Research

Prof. Antoniadis’ initial research activities were in the area of measurement and modeling of the earth’s ionosphere and thermosphere ranging from instrument design to computer simulation. After earning his Ph.D. at Stanford he led the development of the first two generations of the SUPREM process simulator, and since then his technical activity has been in the area of semiconductor devices and integrated circuit technology. He has worked on the physics of diffusion in silicon, thin-film technology and devices, and quantum-effect semiconductor devices. His current research focuses on the physics and technology of extreme-submicron Si, SOI and Si/SiGe MOSFETs.
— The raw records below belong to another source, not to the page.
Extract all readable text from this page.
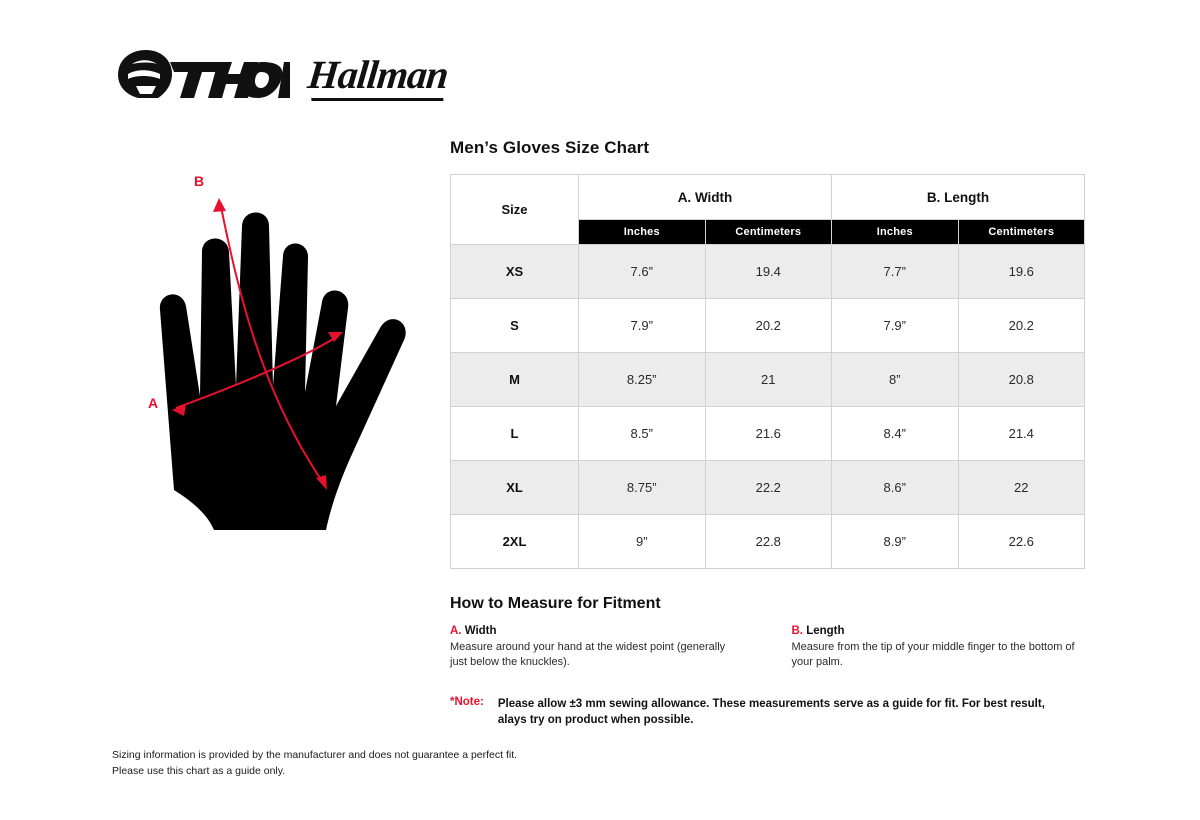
Hallman
B
A
Men’s Gloves Size Chart
Size	A. Width		B. Length	
	Inches	Centimeters	Inches	Centimeters
XS	7.6”	19.4	7.7”	19.6
S	7.9”	20.2	7.9”	20.2
M	8.25”	21	8”	20.8
L	8.5”	21.6	8.4”	21.4
XL	8.75”	22.2	8.6”	22
2XL	9”	22.8	8.9”	22.6
How to Measure for Fitment
A. Width
Measure around your hand at the widest point (generally just below the knuckles).
B. Length
Measure from the tip of your middle finger to the bottom of your palm.
*Note: Please allow ±3 mm sewing allowance. These measurements serve as a guide for fit. For best result, alays try on product when possible.
Sizing information is provided by the manufacturer and does not guarantee a perfect fit.
Please use this chart as a guide only.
Prof. Antoniadis has made seminal contributions to the understanding of point defect mechanisms in atomic diffusion in silicon. In the late 70’s he pioneered experimental methods that led to the first proof and subsequent quantitative characterization of the dual, vacancy – interstitialcy diffusion mechanisms of common dopant atoms in silicon. Then, in the early 80’s he pioneered experimental field-effect nanostructures that became the basis for many investigations jointly with colleagues and students at MIT, of quantum effects in electron transport in ultra-small silicon and III-V field-effect devices. Several firsts, including lateral surface superlattice, quasi-one dimensional density of states, and single-electron transistor (SET) demonstrations resulted from this work. In parallel he led research that in 1985 resulted in sub-100-nm MOSFETs and the first demonstration of source to channel electron injection velocities exceeding the saturation velocity. This early work along with his subsequent studies of highly non-uniform channel doping, and more recent experimental studies of SOI transistors have contributed to the groundwork for today’s high performance silicon MOSFETs.